According to UNOSAT, between 1995 and 2013 there were a total of 6,249 reported instances of piracy or maritime armed robbery globally. The vast majority of these incidents occurred in western Indian Ocean, Gulf of Aden off the coast of Somalia, West Africa and in Latin America. In West Africa pirates are called ''petro-pirates'' because they are more interested in stealing the target's cargo (oil) rather than kidnapping the crew. This scenario may seem bloodless but unfortunately Nigerian are the world's most violent pirates.
For the shipping and insurance world, the widespread adoption of armed guards aboard vessels ''solved'' Somali piracy. In west Africa pirates are capable of overwhelming armed guards. In recent years pirate attacks in west Africa are proportionally more severe ( vessel hijacking, hostage- taking and violent acts towards crew members) than those in the Indian Ocean and Latin America. In south America and more specific in Venezuela, piracy incidents can be described more like ''robberies'' at sea. Most of the targets are U.S citizens with sailing yachts which are beaten by pirates in order to yield all their personal belongings.

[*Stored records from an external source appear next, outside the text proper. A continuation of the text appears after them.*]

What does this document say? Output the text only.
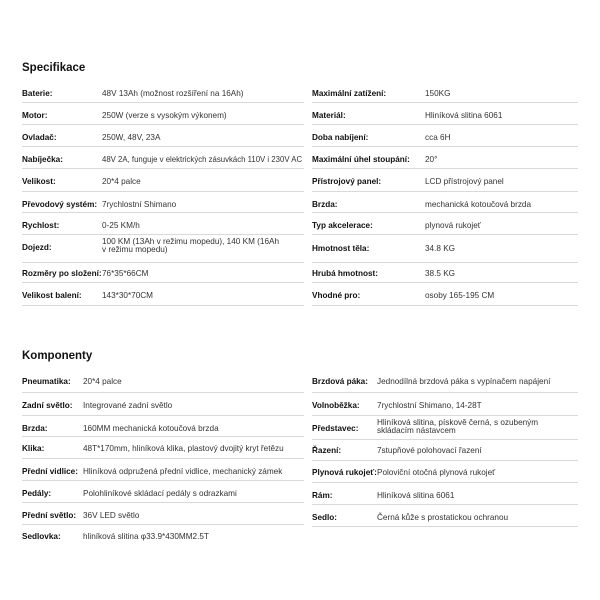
Specifikace
Baterie:	48V 13Ah (možnost rozšíření na 16Ah)
Motor:	250W (verze s vysokým výkonem)
Ovladač:	250W, 48V, 23A
Nabíječka:	48V 2A, funguje v elektrických zásuvkách 110V i 230V AC
Velikost:	20*4 palce
Převodový systém: 7rychlostní Shimano
Rychlost:	0-25 KM/h
Dojezd:
100 KM (13Ah v režimu mopedu), 140 KM (16Ah v režimu mopedu)
Rozměry po složení: 76*35*66CM
Velikost balení: 143*30*70CM
Maximální zatížení:	150KG
Materiál:	Hliníková slitina 6061
Doba nabíjení:	cca 6H
Maximální úhel stoupání: 20°
Přístrojový panel:	LCD přístrojový panel
Brzda:	mechanická kotoučová brzda
Typ akcelerace:	plynová rukojeť
Hmotnost těla:	34.8 KG
Hrubá hmotnost:	38.5 KG
Vhodné pro:	osoby 165-195 CM
Komponenty
Pneumatika: 20*4 palce
Zadní světlo: Integrované zadní světlo
Brzda:	160MM mechanická kotoučová brzda
Klika:	48T*170mm, hliníková klika, plastový dvojitý kryt řetězu
Přední vidlice: Hliníková odpružená přední vidlice, mechanický zámek
Pedály:	Polohliníkové skládací pedály s odrazkami
Přední světlo: 36V LED světlo
Sedlovka:	hliníková slitina φ33.9*430MM2.5T
Brzdová páka: Jednodílná brzdová páka s vypínačem napájení
Volnoběžka: 7rychlostní Shimano, 14-28T
Představec:
Hliníková slitina, pískově černá, s ozubeným skládacím nástavcem
Řazení:	7stupňové polohovací řazení
Plynová rukojeť: Poloviční otočná plynová rukojeť
Rám:	Hliníková slitina 6061
Sedlo:	Černá kůže s prostatickou ochranou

Last, but not least, a fact that explains the violence of each one of the referred pirate team is the range of operations onshore. Somali pirates have an impressive range of operations onshore, attaching ships at distances, but Somali's onshore contingent is limited to the pirate villages and control sites within the borders. Comparatively, Nigeria's onshore contingent has gone international. Operations have spread to South Cameroun, Benin, Equatorial Guinea and Angola's Cabinda region.
In conclusion, despite the reduction of instances of piracy in all the above regions, the problem still persists worldwide. The human and financial costs are still extreme, and there are no quick solutions that can fix this problem that remains for centuries. In order to solve this issue once and for all, the West civilization must invest in education and development to help these poor nations to stand on their own two feet.